História
O barco a vapor S/S Orion
Último batel a vapor da Suécia
No outono de 1928, o engenheiro naval J.A. Hultmann entrega os planos do S/S Orion – novo barco utilitário a vapor, cuja construção foi votada em parlamento – à administração do Serviço Piloto Real sueco.
O barco foi construído no cais pelo Estaleiro Naval de Helsingborg, em 1929. Ele mede 32 metros de comprimento por 6 de largura, contém sete cabines, dois salões, três salas de jantar, uma cozinha, um chuveiro e um quarto de carga, todos em bom estado. Seu equipamento compreende uma caldeira a carvão e sete máquinas a vapor, que funcionam até hoje.
Com exceção do motor principal que é do tipo composto, há motores a vapor para a operação dos geradores, bombas, eixo tracionador da escora, dentre outros dispositivos. Atualmente, esta embarcação – classificada como um rebocador a vapor – é a mais antiga deste tipo que existe na Suécia.

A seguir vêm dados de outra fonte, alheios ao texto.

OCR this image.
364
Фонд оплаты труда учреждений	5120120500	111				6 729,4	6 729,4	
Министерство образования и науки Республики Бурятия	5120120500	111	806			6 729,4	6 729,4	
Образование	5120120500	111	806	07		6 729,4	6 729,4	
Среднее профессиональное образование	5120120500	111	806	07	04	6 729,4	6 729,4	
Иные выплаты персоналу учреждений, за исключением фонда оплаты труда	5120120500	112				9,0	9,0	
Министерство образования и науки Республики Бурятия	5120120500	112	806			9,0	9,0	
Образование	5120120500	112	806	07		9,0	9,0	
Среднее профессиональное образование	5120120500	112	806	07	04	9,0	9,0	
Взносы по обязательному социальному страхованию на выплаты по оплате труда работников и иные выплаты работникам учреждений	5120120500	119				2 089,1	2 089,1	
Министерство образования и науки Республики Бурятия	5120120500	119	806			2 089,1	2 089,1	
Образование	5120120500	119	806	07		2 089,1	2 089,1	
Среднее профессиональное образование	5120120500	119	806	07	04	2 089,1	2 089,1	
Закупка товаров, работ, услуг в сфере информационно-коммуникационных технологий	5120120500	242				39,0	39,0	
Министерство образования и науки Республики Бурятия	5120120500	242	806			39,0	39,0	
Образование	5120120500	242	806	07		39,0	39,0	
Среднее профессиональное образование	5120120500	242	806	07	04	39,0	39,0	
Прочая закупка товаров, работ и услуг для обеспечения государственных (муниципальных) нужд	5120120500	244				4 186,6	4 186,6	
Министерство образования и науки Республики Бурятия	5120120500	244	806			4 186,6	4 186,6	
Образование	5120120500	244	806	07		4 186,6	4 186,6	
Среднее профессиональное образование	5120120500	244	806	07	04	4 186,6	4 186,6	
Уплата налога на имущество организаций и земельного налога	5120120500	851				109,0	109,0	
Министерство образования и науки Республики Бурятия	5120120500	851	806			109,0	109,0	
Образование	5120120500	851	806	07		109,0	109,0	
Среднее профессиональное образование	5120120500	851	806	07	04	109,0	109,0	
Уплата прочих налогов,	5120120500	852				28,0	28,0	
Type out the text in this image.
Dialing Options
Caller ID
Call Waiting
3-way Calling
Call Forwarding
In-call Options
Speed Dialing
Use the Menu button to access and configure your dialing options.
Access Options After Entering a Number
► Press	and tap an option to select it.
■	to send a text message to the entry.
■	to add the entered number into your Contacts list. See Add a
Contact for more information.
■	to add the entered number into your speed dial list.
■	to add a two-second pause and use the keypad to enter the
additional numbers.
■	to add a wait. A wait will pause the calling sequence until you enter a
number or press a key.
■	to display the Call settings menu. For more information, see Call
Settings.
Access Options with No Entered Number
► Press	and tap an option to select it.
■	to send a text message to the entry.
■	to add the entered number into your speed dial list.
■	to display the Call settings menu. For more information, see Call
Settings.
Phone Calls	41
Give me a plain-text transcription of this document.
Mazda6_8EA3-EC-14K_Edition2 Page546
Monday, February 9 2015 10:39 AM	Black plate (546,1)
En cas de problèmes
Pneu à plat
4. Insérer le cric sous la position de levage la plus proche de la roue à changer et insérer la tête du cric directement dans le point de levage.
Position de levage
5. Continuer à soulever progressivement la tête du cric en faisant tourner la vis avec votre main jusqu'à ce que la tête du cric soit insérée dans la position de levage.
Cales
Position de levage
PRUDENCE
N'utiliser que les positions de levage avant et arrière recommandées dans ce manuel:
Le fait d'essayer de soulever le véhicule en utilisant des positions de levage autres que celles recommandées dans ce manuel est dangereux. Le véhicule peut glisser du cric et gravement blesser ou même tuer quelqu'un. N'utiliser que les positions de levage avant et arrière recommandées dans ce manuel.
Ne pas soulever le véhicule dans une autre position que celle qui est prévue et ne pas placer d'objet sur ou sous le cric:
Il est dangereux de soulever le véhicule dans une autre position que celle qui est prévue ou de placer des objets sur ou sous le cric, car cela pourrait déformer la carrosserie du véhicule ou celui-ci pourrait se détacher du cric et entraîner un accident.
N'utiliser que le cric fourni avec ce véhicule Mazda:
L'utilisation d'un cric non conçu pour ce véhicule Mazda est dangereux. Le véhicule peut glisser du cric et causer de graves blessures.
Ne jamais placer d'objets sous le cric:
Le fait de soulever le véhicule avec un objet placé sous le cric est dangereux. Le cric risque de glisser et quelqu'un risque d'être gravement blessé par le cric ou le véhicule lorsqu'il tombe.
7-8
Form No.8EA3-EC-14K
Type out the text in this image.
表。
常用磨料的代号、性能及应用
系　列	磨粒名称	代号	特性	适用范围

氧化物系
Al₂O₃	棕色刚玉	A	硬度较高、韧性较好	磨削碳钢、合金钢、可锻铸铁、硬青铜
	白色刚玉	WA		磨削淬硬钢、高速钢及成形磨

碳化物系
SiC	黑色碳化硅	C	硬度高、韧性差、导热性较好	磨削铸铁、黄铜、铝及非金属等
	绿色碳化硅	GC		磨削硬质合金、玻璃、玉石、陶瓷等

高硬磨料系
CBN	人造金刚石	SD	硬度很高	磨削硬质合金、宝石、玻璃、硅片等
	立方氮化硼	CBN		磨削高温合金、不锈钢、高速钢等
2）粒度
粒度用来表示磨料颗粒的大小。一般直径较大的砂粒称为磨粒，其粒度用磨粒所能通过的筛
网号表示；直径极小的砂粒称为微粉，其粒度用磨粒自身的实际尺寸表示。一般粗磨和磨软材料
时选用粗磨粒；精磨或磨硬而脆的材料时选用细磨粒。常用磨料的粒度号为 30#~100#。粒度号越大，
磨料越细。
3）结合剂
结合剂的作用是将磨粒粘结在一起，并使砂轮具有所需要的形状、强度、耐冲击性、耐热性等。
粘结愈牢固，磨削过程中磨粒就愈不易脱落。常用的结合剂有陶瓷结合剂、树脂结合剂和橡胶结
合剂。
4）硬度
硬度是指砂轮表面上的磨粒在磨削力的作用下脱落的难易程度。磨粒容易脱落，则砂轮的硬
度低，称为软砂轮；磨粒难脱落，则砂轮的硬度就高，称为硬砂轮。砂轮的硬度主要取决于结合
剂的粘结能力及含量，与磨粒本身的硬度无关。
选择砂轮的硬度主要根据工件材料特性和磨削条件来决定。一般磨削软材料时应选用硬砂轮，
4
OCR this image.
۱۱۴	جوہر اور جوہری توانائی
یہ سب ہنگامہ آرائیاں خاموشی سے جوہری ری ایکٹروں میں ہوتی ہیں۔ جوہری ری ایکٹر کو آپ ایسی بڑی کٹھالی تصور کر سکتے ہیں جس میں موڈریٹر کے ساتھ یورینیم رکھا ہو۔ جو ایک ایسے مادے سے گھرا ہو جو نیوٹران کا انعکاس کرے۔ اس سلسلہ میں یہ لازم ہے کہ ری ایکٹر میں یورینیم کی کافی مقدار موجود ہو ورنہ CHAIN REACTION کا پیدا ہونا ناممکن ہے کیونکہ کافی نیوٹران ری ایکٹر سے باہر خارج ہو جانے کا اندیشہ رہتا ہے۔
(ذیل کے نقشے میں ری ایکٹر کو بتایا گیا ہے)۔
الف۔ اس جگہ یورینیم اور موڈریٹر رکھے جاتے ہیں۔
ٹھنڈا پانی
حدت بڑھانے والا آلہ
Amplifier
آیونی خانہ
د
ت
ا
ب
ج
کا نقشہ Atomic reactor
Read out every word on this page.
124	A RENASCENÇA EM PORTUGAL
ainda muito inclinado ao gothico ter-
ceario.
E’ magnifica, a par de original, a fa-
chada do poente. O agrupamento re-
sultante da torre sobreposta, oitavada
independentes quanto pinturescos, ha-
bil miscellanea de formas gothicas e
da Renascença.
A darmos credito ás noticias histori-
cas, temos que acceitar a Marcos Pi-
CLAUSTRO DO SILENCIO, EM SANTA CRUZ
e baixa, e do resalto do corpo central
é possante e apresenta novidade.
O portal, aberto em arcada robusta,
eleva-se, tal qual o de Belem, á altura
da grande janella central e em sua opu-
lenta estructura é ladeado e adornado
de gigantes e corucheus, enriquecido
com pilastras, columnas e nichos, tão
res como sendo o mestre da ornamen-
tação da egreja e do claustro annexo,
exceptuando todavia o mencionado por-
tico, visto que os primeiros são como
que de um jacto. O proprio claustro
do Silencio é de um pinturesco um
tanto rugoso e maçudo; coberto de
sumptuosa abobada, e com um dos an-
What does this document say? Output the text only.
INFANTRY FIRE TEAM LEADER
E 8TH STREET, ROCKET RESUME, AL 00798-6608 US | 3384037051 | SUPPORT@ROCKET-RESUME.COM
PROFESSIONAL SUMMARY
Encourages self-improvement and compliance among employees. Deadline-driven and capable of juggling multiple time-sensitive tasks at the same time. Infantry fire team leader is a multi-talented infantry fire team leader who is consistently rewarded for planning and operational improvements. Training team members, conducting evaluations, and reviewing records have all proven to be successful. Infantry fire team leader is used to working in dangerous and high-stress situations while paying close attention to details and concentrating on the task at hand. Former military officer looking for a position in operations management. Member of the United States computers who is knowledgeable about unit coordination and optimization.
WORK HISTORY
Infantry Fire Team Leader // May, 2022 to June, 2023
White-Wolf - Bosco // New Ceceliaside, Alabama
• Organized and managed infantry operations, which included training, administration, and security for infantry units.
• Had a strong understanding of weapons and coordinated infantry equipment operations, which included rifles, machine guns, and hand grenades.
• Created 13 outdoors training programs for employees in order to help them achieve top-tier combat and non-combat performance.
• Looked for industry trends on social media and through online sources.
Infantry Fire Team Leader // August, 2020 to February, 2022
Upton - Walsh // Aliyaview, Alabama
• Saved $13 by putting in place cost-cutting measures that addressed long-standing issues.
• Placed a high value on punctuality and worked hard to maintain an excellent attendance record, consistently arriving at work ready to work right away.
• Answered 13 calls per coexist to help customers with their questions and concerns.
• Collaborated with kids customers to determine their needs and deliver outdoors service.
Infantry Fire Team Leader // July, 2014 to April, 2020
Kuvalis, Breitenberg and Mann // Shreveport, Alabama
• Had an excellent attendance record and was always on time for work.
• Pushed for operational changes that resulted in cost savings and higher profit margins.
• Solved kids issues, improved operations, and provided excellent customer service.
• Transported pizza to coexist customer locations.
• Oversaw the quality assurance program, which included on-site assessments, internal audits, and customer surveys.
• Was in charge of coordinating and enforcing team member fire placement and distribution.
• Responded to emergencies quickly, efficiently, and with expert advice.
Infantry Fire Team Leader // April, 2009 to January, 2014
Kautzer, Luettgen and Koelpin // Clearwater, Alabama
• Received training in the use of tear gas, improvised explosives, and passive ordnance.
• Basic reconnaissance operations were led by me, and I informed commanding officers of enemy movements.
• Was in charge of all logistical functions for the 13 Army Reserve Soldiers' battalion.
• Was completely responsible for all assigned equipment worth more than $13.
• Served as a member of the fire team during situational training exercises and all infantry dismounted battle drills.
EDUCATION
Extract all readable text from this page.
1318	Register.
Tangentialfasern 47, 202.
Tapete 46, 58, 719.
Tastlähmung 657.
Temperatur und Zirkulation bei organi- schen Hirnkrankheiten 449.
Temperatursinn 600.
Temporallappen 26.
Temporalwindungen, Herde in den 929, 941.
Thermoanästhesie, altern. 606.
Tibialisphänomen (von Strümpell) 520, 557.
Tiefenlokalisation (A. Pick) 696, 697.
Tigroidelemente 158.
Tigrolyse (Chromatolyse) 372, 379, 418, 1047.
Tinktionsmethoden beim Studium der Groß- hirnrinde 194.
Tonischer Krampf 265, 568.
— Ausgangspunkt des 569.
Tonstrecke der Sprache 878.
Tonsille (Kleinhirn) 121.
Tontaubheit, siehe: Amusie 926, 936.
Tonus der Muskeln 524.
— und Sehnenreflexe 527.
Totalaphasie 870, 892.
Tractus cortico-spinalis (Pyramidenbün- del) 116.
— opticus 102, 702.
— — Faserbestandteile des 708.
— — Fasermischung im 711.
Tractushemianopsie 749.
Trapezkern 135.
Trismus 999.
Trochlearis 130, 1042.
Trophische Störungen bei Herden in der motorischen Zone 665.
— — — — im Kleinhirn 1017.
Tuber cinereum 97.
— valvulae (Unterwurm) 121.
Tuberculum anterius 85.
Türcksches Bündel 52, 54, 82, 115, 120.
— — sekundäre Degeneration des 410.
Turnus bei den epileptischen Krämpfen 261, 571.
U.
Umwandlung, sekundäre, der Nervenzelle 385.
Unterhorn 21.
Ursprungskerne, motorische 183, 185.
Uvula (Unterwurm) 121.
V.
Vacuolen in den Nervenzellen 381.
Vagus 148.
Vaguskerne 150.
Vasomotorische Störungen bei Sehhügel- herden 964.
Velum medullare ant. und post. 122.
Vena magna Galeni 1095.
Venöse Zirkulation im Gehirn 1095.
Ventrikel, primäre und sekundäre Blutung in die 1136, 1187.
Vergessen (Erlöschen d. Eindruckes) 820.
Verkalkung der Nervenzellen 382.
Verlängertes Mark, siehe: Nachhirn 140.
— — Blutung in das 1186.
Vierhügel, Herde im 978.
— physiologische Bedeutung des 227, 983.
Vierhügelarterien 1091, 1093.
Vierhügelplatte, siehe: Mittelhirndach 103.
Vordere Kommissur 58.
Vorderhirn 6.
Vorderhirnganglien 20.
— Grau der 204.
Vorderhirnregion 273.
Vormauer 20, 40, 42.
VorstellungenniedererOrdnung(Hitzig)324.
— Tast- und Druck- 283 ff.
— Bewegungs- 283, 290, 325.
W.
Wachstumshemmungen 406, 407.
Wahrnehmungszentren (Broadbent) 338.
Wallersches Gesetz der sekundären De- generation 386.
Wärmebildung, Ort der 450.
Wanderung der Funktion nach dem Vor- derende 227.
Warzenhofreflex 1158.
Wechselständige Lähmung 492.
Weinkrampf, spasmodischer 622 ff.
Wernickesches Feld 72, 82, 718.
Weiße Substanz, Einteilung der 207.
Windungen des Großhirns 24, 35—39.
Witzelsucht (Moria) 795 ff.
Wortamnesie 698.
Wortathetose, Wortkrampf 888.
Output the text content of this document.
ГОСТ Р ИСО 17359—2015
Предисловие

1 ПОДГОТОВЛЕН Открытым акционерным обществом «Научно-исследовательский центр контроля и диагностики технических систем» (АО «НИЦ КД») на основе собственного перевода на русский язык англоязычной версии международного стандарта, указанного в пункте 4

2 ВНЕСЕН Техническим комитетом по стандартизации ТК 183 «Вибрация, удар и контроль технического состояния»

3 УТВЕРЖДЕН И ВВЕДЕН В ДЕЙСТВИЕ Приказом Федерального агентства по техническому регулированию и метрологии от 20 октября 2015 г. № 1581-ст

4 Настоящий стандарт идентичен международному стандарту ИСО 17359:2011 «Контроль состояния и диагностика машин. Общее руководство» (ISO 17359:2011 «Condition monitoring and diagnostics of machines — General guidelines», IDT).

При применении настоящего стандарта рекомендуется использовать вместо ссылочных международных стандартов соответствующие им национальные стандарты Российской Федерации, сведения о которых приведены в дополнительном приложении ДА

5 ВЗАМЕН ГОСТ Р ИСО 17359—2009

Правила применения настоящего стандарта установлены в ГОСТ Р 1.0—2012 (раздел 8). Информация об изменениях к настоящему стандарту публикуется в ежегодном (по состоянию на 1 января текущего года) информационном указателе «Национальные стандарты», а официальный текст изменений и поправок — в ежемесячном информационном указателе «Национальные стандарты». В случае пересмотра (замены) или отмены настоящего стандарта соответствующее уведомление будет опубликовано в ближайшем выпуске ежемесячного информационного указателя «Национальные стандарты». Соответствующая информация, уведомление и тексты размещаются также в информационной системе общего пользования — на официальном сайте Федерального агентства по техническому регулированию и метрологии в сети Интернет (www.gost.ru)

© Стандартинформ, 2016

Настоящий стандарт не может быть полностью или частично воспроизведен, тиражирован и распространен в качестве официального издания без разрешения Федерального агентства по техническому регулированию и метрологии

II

Tanto no mar quanto no lago
S/S Orion foi estacionado no então Distrito Oriental de pilotagem, cuja área se estende desde Karlskrona, ao sul, até Trosa, ao Norte, incluindo o lago Vättern. Esteve em serviço neste distrito de 1929 a 1956.
Suas tarefas consistem, dentre outras coisas, em colocar bóias ao longo das estradas da navegação marítima durante a primavera. E durante o Outono, abastecer as lâmpadas a gás e realizar as medidas marinhas. Além disso, ele assume funções comuns como, por exemplo, de rebocador e de navio quebra-gelos.
Uma estrita classe social
A tripulação, colocada sob as ordens do inspetor ou diretor de pilotagem, compõem-se de um maquinista, dois foguistas e seus auxiliares, um cozinheiro, garçons e mais quatro homens na cabine. No jornal sueco de navegação “Svensk sjöfartstidning” de 1928, onde a construção naval fora apresentada primeira vez, pode-se ler especificamente que a ordenação das cabines corresponde à classe hierárquica dos ocupantes. A cabine do capitão é almofadada em mogno, a dos oficiais em carvalho lustrado, enquanto o resto da tripulação deve satisfazer-se com madeiras de pinho.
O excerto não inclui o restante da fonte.